Si ricorda anche la storia di san Giovanni di Kenty, derubato dai briganti: non solo egli diede loro tutto quello che chiedevano, ma ricordandosi di avere ancora delle monete nascoste, rincorse i ladri per consegnare anche quelle. I ladri, edificati dalla santità, restituirono tutto. Anche qui, non solo il santo non prende ciò che è di altri, ma rinunciando al proprio distrugge la concupiscenza dei beni che è la causa profonda di molte ingiustizie.
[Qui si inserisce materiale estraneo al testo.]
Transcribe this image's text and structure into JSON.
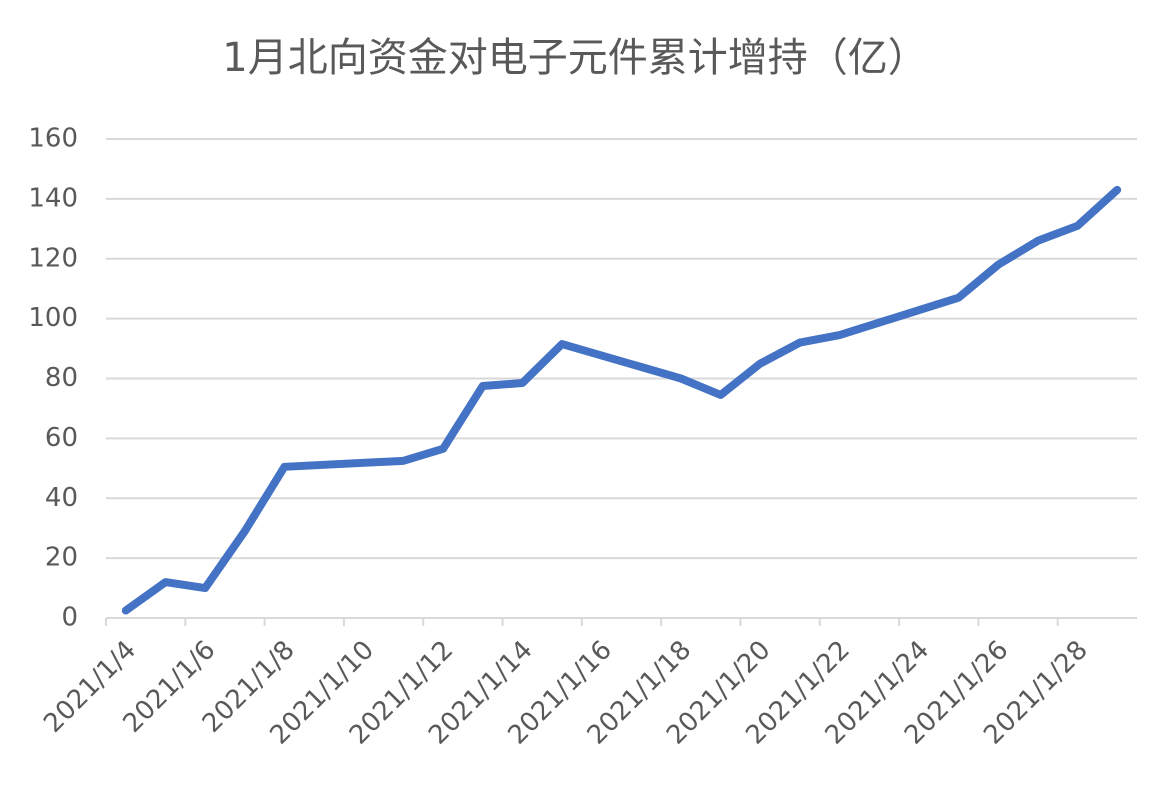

L’insistenza dei santi nella lotta all’usura, che chiede al debitore oltre il dovuto, è sintomatica: una società cristiana deve certo garantire che si renda il dovuto al creditore, ma non può permettere che questi esiga più del debito. Sarebbe negare lo stesso Pater noster. Fu questa la grande battaglia dei santi francescani discepoli di san Bernardino e san Giovanni da Capestrano, i beati Michele Carcano, Marco da Montegallo, Bernardino da Feltre.

La giustizia distributiva e vendicativa

Questa parte della virtù riguarda le persone costituite in autorità, in quanto lo spinge a distribuire onori ed incarichi secondo i meriti di ciascuno, quindi non ad eguaglianza assoluta (come nel caso della giustizia commutativa), senza fare distinzione di persone. Ad essa si apparenta la giustizia vendicativa, che retribuisce i mali con giuste pene.

Se il privato può e deve, come abbiamo visto, accettare anche l’ingiustizia, non è così per chi ha responsabilità della comunità: infatti accettare il male o non promuovere il bene equivarrebbe a mancare nei confronti dei sudditi e del bene comune, e provocare invidia sociale e vendette private.

Grandi Pontefici e vescovi sono stati quindi estremamente attenti a promuovere i meritevoli e a punire i delitti. San Pio V, che era stato inquisitore, non esitò a usare mano ferma contro l’eretica pravità, e a combattere la cattiva pratica di eleggere ai posti di responsabilità parenti o membri di potenti famiglie, senza badare al loro merito. San Pio X usò uguale fermezza contro il modernismo, scegliendosi buoni collaboratori e punendo i fautori dell’eresia.

San Carlo Borromeo provvide a rimuovere gli indegni dalla sua diocesi, senza riguardo alle persone, con occhio attento al bene comune; al tempo stesso si circondò di un clero degno, che non esitò a mettere ai posti di responsabilità della diocesi nonostante la provenienza o la giovane età. Da questi derivarono poi numerosi vescovi della provincia ecclesiastica milanese che si distinsero per lo zelo nell’applicazione delle riforme tridentine.